Benign familial infantile epilepsy (BFIE) is characterized by focal seizures in the first year of life and follows an autosomal dominant inheritance pattern with incomplete penetrance. Although PRRT2 mutations account for the majority of BFIE cases, heterozygous KCNQ3 missense variants have now been reported in five unrelated individuals, including a novel KCNQ3 c.1850G>C (p.Ser617Thr) variant inherited from an unaffected parent, suggesting reduced penetrance (5 probands) (PMID:33337327).
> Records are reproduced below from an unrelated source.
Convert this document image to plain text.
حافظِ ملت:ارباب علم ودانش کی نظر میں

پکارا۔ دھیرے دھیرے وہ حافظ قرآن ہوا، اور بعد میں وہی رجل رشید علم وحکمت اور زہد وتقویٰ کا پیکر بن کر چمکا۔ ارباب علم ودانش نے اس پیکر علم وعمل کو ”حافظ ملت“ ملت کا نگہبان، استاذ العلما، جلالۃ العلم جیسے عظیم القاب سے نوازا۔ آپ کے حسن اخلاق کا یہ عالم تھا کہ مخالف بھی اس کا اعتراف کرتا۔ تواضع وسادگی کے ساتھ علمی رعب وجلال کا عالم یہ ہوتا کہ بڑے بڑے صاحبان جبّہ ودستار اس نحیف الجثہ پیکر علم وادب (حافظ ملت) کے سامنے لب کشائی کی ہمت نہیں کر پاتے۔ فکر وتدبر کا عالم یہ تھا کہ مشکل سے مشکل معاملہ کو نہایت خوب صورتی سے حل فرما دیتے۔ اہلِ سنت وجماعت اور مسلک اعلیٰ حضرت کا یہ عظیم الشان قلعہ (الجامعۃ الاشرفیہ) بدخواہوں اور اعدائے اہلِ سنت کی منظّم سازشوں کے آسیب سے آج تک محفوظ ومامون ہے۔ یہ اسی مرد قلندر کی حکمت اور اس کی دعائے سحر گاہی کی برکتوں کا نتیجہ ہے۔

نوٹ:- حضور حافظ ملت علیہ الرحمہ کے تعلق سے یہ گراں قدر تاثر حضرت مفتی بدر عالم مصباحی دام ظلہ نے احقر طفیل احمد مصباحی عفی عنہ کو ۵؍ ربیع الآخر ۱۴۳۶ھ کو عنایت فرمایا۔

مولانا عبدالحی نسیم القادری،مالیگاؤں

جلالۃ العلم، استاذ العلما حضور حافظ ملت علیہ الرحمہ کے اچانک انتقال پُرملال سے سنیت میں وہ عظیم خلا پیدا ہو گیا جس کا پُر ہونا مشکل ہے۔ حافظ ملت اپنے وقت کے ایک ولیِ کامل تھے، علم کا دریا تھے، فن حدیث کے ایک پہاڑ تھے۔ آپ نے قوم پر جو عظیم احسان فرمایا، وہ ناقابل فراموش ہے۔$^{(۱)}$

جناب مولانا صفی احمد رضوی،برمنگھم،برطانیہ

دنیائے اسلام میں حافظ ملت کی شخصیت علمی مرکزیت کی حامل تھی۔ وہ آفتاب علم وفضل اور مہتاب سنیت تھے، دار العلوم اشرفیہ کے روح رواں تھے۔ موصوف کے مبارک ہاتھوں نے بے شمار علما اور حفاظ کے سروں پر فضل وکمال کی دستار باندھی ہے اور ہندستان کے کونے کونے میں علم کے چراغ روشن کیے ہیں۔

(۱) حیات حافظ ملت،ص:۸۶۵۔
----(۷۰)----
Segregation analysis is limited: the p.Ser617Thr variant was found in an asymptomatic father with no additional affected relatives. Functional studies of wild-type KCNQ3 show that it co-assembles with KCNQ2 to form M-type potassium currents in Xenopus oocytes and is co-expressed in the hippocampus, neocortex, and cerebellum (PMID:10788442; PMID:9827540). No BFIE-specific functional assays of KCNQ3 variants have been reported. The limited number of reported probands, lack of robust segregation, and absence of variant-specific functional data currently constrain clinical validity. Further genetic and electrophysiological studies are required to confirm the role of KCNQ3 in BFIE and guide diagnostic testing.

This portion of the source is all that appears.